The same is not true of Black Swan. For the first time in his career, Aronofsky assumed an audience well-versed in his mode of film-making. From the first frame, it is clear that what is happening is usually not actually happening and the camera and the characters and, often, the audience (in the moment of perception) are not interpreting it correctly. It may be the first film ever to have treated an audience to a collective experience of mental illness without the safety of multiple proscenia, a reliable guide, or a narrative conceit. The closest Aronofsky ever comes to educating the uninitiated is the preponderance of fractured and faceted mirrors that lurk in his frames. Black Swan is close to flawless.
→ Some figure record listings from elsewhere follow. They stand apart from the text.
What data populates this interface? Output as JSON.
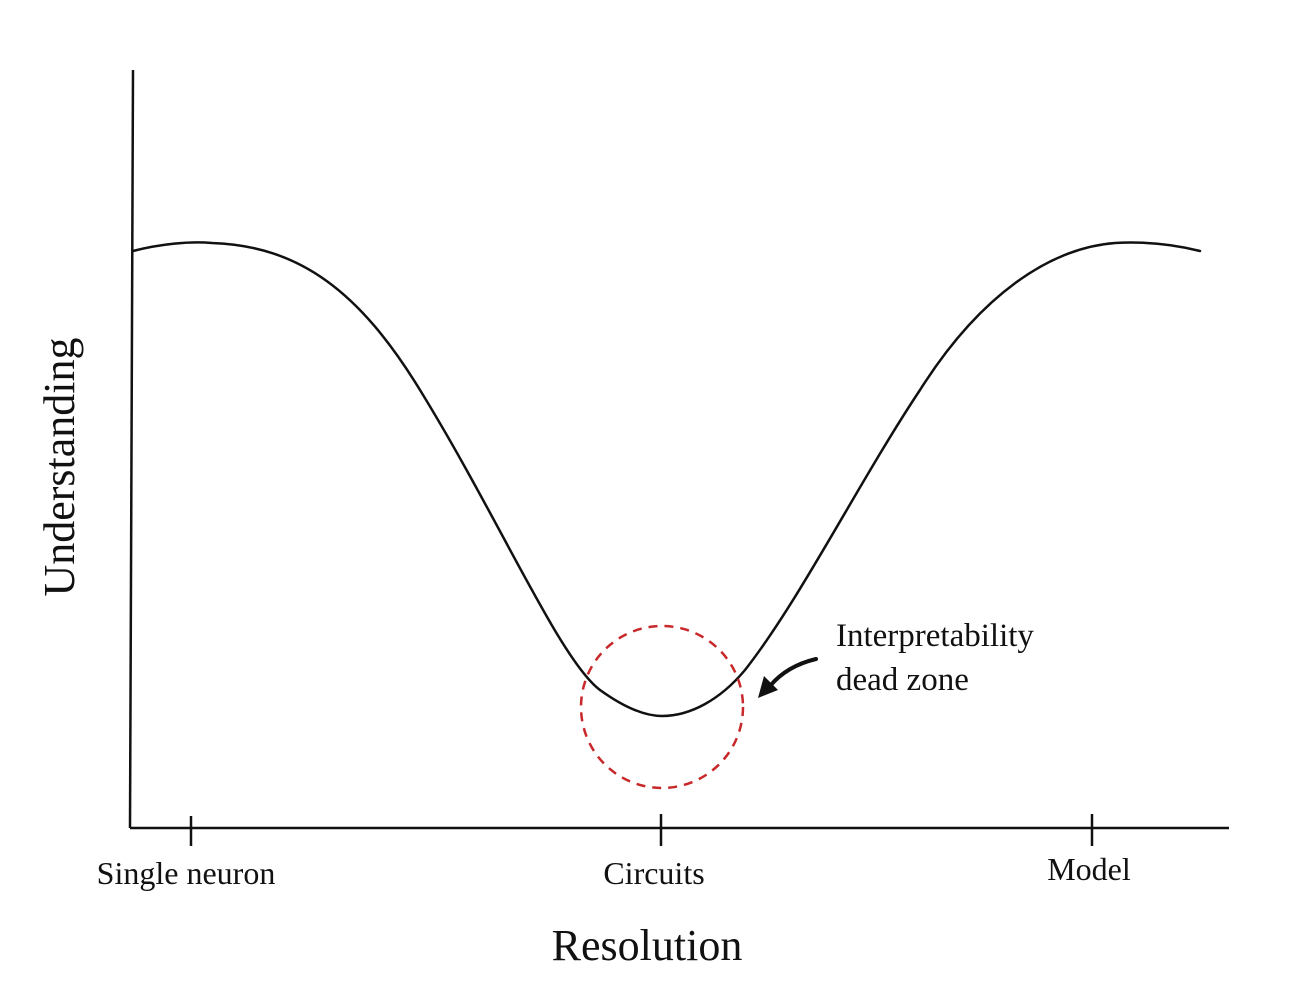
{
  "axes": {
    "x_title": "Resolution",
    "y_title": "Understanding"
  },
  "x_ticks": [
    {
      "label": "Single neuron"
    },
    {
      "label": "Circuits"
    },
    {
      "label": "Model"
    }
  ],
  "annotation": {
    "lines": [
      "Interpretability",
      "dead zone"
    ]
  },
  "colors": {
    "curve": "#111111",
    "axis": "#111111",
    "highlight_circle": "#c8282a",
    "background": "#ffffff"
  }
}
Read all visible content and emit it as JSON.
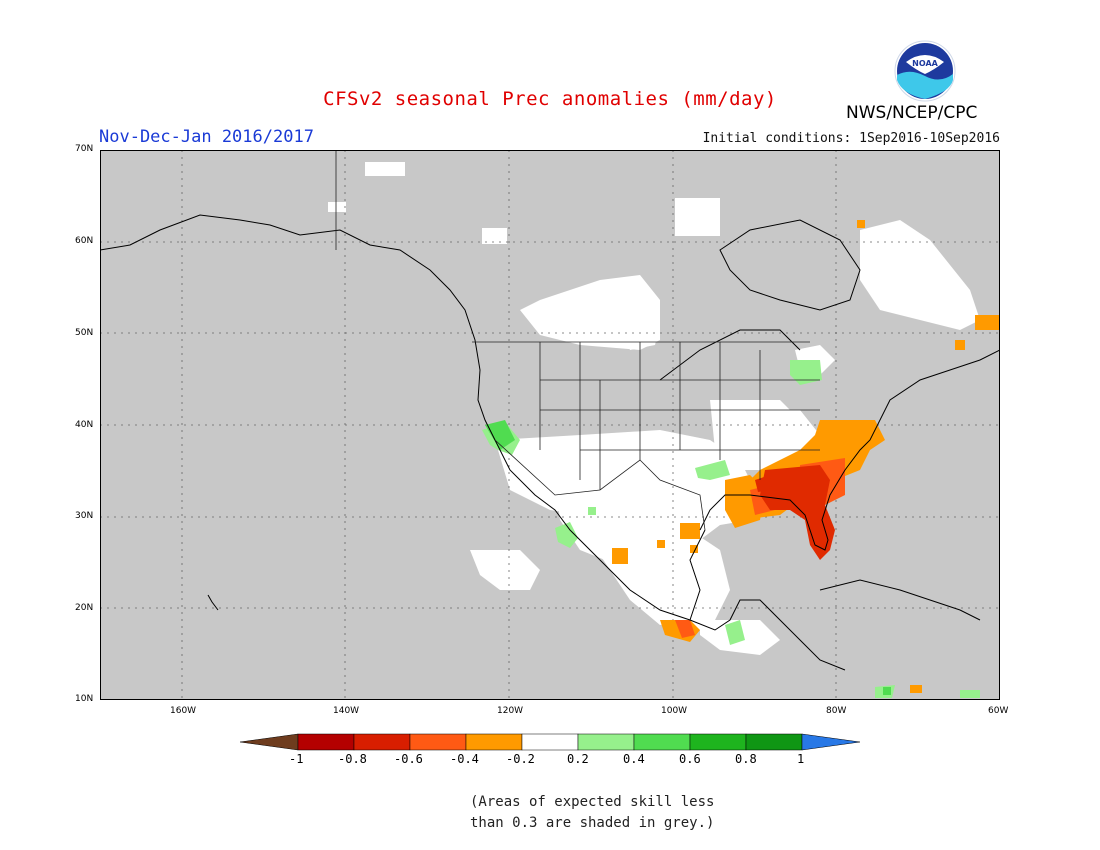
{
  "header": {
    "title": "CFSv2 seasonal Prec anomalies (mm/day)",
    "period": "Nov-Dec-Jan 2016/2017",
    "initial_conditions": "Initial conditions: 1Sep2016-10Sep2016",
    "agency": "NWS/NCEP/CPC",
    "logo_text": "NOAA"
  },
  "map": {
    "region": "North America",
    "lon_range": [
      -170,
      -60
    ],
    "lat_range": [
      10,
      70
    ],
    "lat_labels": [
      "70N",
      "60N",
      "50N",
      "40N",
      "30N",
      "20N",
      "10N"
    ],
    "lon_labels": [
      "160W",
      "140W",
      "120W",
      "100W",
      "80W",
      "60W"
    ],
    "background_color": "#c8c8c8",
    "grid": "dotted"
  },
  "legend": {
    "tick_labels": [
      "-1",
      "-0.8",
      "-0.6",
      "-0.4",
      "-0.2",
      "0.2",
      "0.4",
      "0.6",
      "0.8",
      "1"
    ],
    "colors": [
      "#6e3c1e",
      "#b40000",
      "#d81e00",
      "#ff5a14",
      "#ff9a00",
      "#ffffff",
      "#96f08c",
      "#50dc50",
      "#1eb41e",
      "#0f9614",
      "#2878e6"
    ]
  },
  "note": {
    "line1": "(Areas of expected skill less",
    "line2": "than 0.3 are shaded in grey.)"
  }
}
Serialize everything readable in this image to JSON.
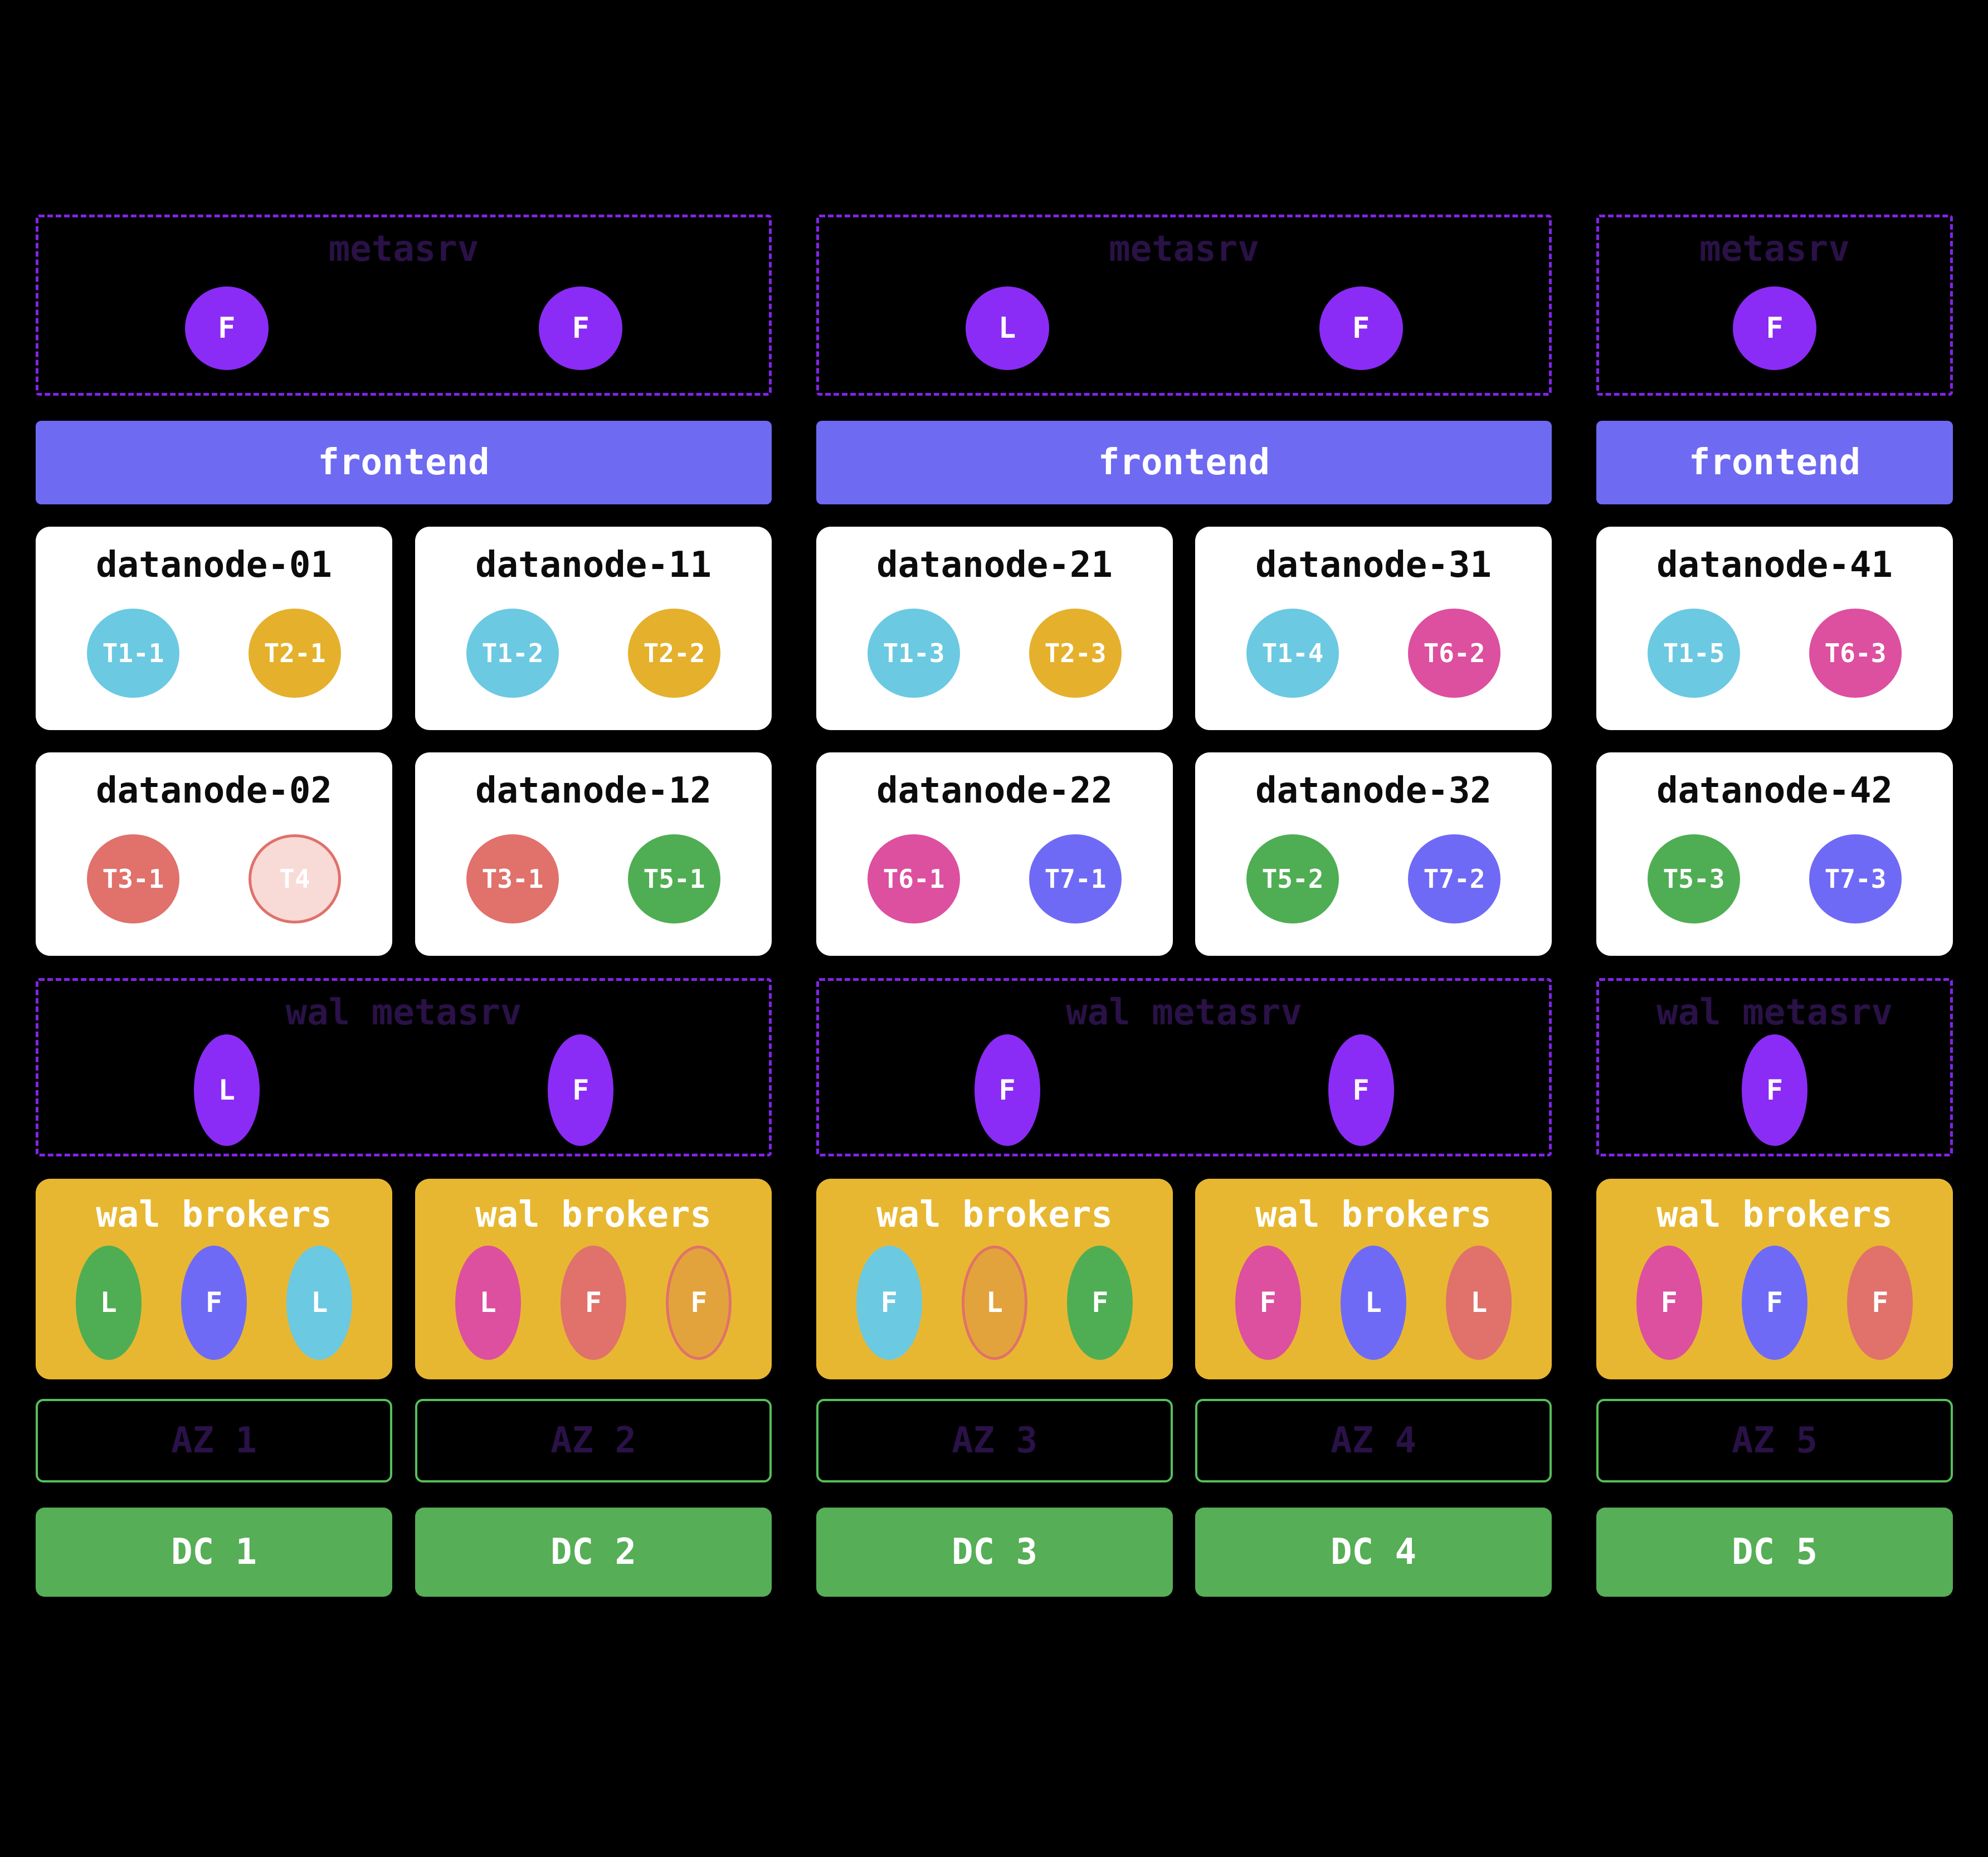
{
  "palette": {
    "background": "#000000",
    "purple_node": "#8a2cf5",
    "purple_dashed_border": "#8224e8",
    "dark_purple_text": "#2a1147",
    "frontend_bar": "#6e6af2",
    "broker_box": "#e8b731",
    "datanode_box": "#ffffff",
    "cyan": "#6bc9e2",
    "gold": "#e5b02c",
    "salmon": "#e0716b",
    "pale_pink": "#f8dad6",
    "green": "#4fae53",
    "magenta": "#dd4f9f",
    "blue": "#6f6af5",
    "orange": "#e2a33c",
    "az_border": "#54c05a",
    "dc_green": "#56ae56"
  },
  "metasrv_boxes": [
    {
      "title": "metasrv",
      "nodes": [
        {
          "role": "F"
        },
        {
          "role": "F"
        }
      ]
    },
    {
      "title": "metasrv",
      "nodes": [
        {
          "role": "L"
        },
        {
          "role": "F"
        }
      ]
    },
    {
      "title": "metasrv",
      "nodes": [
        {
          "role": "F"
        }
      ]
    }
  ],
  "frontend_bars": [
    {
      "label": "frontend"
    },
    {
      "label": "frontend"
    },
    {
      "label": "frontend"
    }
  ],
  "datanodes": [
    {
      "title": "datanode-01",
      "regions": [
        {
          "label": "T1-1",
          "color": "#6bc9e2"
        },
        {
          "label": "T2-1",
          "color": "#e5b02c"
        }
      ]
    },
    {
      "title": "datanode-11",
      "regions": [
        {
          "label": "T1-2",
          "color": "#6bc9e2"
        },
        {
          "label": "T2-2",
          "color": "#e5b02c"
        }
      ]
    },
    {
      "title": "datanode-21",
      "regions": [
        {
          "label": "T1-3",
          "color": "#6bc9e2"
        },
        {
          "label": "T2-3",
          "color": "#e5b02c"
        }
      ]
    },
    {
      "title": "datanode-31",
      "regions": [
        {
          "label": "T1-4",
          "color": "#6bc9e2"
        },
        {
          "label": "T6-2",
          "color": "#dd4f9f"
        }
      ]
    },
    {
      "title": "datanode-41",
      "regions": [
        {
          "label": "T1-5",
          "color": "#6bc9e2"
        },
        {
          "label": "T6-3",
          "color": "#dd4f9f"
        }
      ]
    },
    {
      "title": "datanode-02",
      "regions": [
        {
          "label": "T3-1",
          "color": "#e0716b"
        },
        {
          "label": "T4",
          "color": "#f8dad6",
          "border": "#e0716b"
        }
      ]
    },
    {
      "title": "datanode-12",
      "regions": [
        {
          "label": "T3-1",
          "color": "#e0716b"
        },
        {
          "label": "T5-1",
          "color": "#4fae53"
        }
      ]
    },
    {
      "title": "datanode-22",
      "regions": [
        {
          "label": "T6-1",
          "color": "#dd4f9f"
        },
        {
          "label": "T7-1",
          "color": "#6f6af5"
        }
      ]
    },
    {
      "title": "datanode-32",
      "regions": [
        {
          "label": "T5-2",
          "color": "#4fae53"
        },
        {
          "label": "T7-2",
          "color": "#6f6af5"
        }
      ]
    },
    {
      "title": "datanode-42",
      "regions": [
        {
          "label": "T5-3",
          "color": "#4fae53"
        },
        {
          "label": "T7-3",
          "color": "#6f6af5"
        }
      ]
    }
  ],
  "wal_metasrv_boxes": [
    {
      "title": "wal metasrv",
      "nodes": [
        {
          "role": "L"
        },
        {
          "role": "F"
        }
      ]
    },
    {
      "title": "wal metasrv",
      "nodes": [
        {
          "role": "F"
        },
        {
          "role": "F"
        }
      ]
    },
    {
      "title": "wal metasrv",
      "nodes": [
        {
          "role": "F"
        }
      ]
    }
  ],
  "wal_brokers": [
    {
      "title": "wal brokers",
      "nodes": [
        {
          "role": "L",
          "color": "#4fae53"
        },
        {
          "role": "F",
          "color": "#6f6af5"
        },
        {
          "role": "L",
          "color": "#6bc9e2"
        }
      ]
    },
    {
      "title": "wal brokers",
      "nodes": [
        {
          "role": "L",
          "color": "#dd4f9f"
        },
        {
          "role": "F",
          "color": "#e0716b"
        },
        {
          "role": "F",
          "color": "#e2a33c",
          "border": "#e0716b"
        }
      ]
    },
    {
      "title": "wal brokers",
      "nodes": [
        {
          "role": "F",
          "color": "#6bc9e2"
        },
        {
          "role": "L",
          "color": "#e2a33c",
          "border": "#e0716b"
        },
        {
          "role": "F",
          "color": "#4fae53"
        }
      ]
    },
    {
      "title": "wal brokers",
      "nodes": [
        {
          "role": "F",
          "color": "#dd4f9f"
        },
        {
          "role": "L",
          "color": "#6f6af5"
        },
        {
          "role": "L",
          "color": "#e0716b"
        }
      ]
    },
    {
      "title": "wal brokers",
      "nodes": [
        {
          "role": "F",
          "color": "#dd4f9f"
        },
        {
          "role": "F",
          "color": "#6f6af5"
        },
        {
          "role": "F",
          "color": "#e0716b"
        }
      ]
    }
  ],
  "azs": [
    {
      "label": "AZ 1"
    },
    {
      "label": "AZ 2"
    },
    {
      "label": "AZ 3"
    },
    {
      "label": "AZ 4"
    },
    {
      "label": "AZ 5"
    }
  ],
  "dcs": [
    {
      "label": "DC 1"
    },
    {
      "label": "DC 2"
    },
    {
      "label": "DC 3"
    },
    {
      "label": "DC 4"
    },
    {
      "label": "DC 5"
    }
  ]
}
Of course, that means it is deeply flawed, fatally perhaps. Like most Aronofsky films, there is not much plot, the characters don’t have many characteristics (except for Mila Kunis who seems miscast as a result), and the camera is distracted at best. The reason that Natalie Portman will likely win an Oscar is that she conventionalizes the film, making up for its (conventional) failings. It is clear that she is acting, and it is reassuring. A lesser persona could have disappeared into the role, into the swirling mass of the film’s orchestration. Nonetheless, the tension between director and actress makes it impossible to look away. You want to look: touristically or voyeuristically or maybe clinically.

I will not analogize Black Swan. If you have ten dollars, I recommend you see it for yourself on a large screen with an auditorium full of people. Watch carefully; Aronofsky has gone subtle in this film, his last before being sucked up in the Superhero franchise machine. He has also gone scary; you get the sense that he knows he will not get this opportunity again. There are four states in a schizophrenic mind. The trouble is knowing which is which.